I would like to see them provide a halfway decently priced studio which has Dreamweaver (Or whatever they change it to), Flash, Photoshop, and Illustrator. Eh, we will just have to wait. They will be releasing a new version of Studio (most likely MX 2005) before the whole merger, so I guess I will buy it since it will be the end of an era sort of thing
GoLive already has extensive extensibility, and they just posted the info on just released CS2: GoLive SDK
Differences? Well, GoLive includes a very slick JavaScript debugger for extensions, and more. Some developers have taken advantage of both. For example: LassoStudio GL and LassoStudio DW
I think that Adobe will keep them all for now, merging them (hopefully) with own products.
Aside that I wonder where exactly is Adobe going and what they are up to as buying out Macromedia isn’t the last of “big” decisions. Adobe Creative Suite 2 utilizes Opera’s browser engine and Opera’s SSR technology.
A friend of mine couple of days asked me, whether buying out Opera Soft. wouldn’t be the next move of “big A.”.
Come to think about it, this would not be so odd…
I hope that the good folks over at Adobe realize the value of having the right tool for the job, and in the case of web development I have long felt Fireworks to be a better suited tool.

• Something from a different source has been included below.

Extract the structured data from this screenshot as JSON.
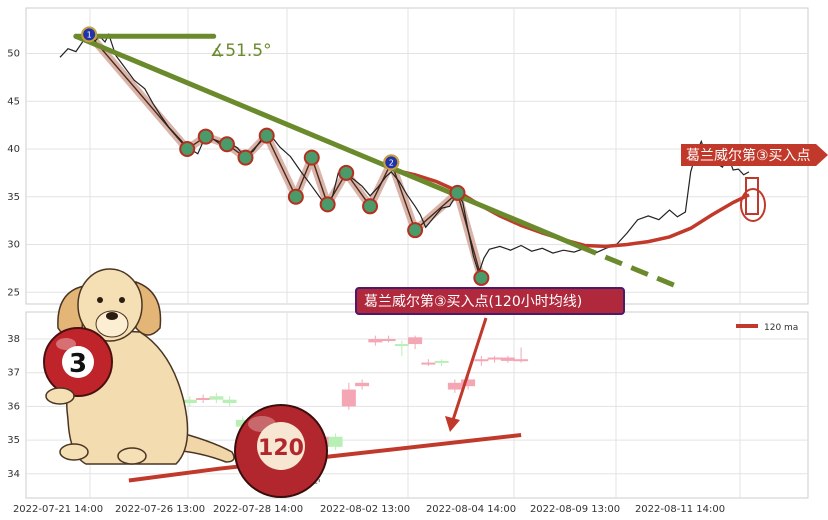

But for me a bigger issue remains the entire merger, which I feel will have many more negative impacts on consumers. In the end I hope it doesn’t go through.
People discussing this matter all over the web seem to be very black-and-white on the end-result of the merger: Adobe wil make it all adobe, and maybe just kill the majority of macromedia’s applications with the exception of Flash…
Well, there is more to marketing and branding than that. Look at Yahoo for example. They have Flickr.com as “A Yahoo Company” – but still a separate brand. Adobe may choose to do the same, so don’t be so worried all of you;-)
Keep Fireworks!
I could see the usefulness of two product lines: (1) a web suite for web devlopers who need to do limited graphics work geared for the web that includes: Dreamweaver, Fireworks, Flash, etc. (2) a web suite for graphic intensive web design that includes: Dreamweaver, Photoshop, Flash, etc.
Worst case scenario? Well, since I own licenses for every version of Macromedia Studio since version 4…keep using Fireworks MX 2004!
Best case scenario? Adobe continues to develop Fireworks and does some feature blending between the Photoshop and Fireworks products, keeping in mind the target audience of the two products.
—Andrew
Having an audio background, I’ve been dismayed to see Audition marketed as a video tool rather than the most powerful pc audio application there is.
Prior to that, their stratagy with pagemaker shows that it’s the percieved market placing that dictates policy rather than the strengths of the application.
On the ui comments ithink they have already sussed that and have gone part way in in design?
The merge will be perfect.
The thought of losing FW sends chills down my back.
Why can we have BOTH! They complement each other beautifully.
Viva la Fireworks!
Adobe had acquired Macromedia, if I have to guess, I bet happen: Fireworks always to be improved, because it’s better to keep a famous software in the market in future. And the accessibility of Adobe’s products also will be improved for web designers.
However, I think Fireworks 4 and Photoshop 7, these 2 softwares are usable enough for web designers.
i did a lot of work with fireworks…
;-(
the same story, there are no updates since 3 years for windows…
Godd app – good work!!
Liam
Yes, Fireworks is great for some things. I think Adobe will keep it like all other Macromedia products. Actually, there is no great competition between Adobe and Macromedia. Adobe’s earnings comes from Photoshop.
fireworks is great product.. hope they keep it. Im looking forward to see the newer version.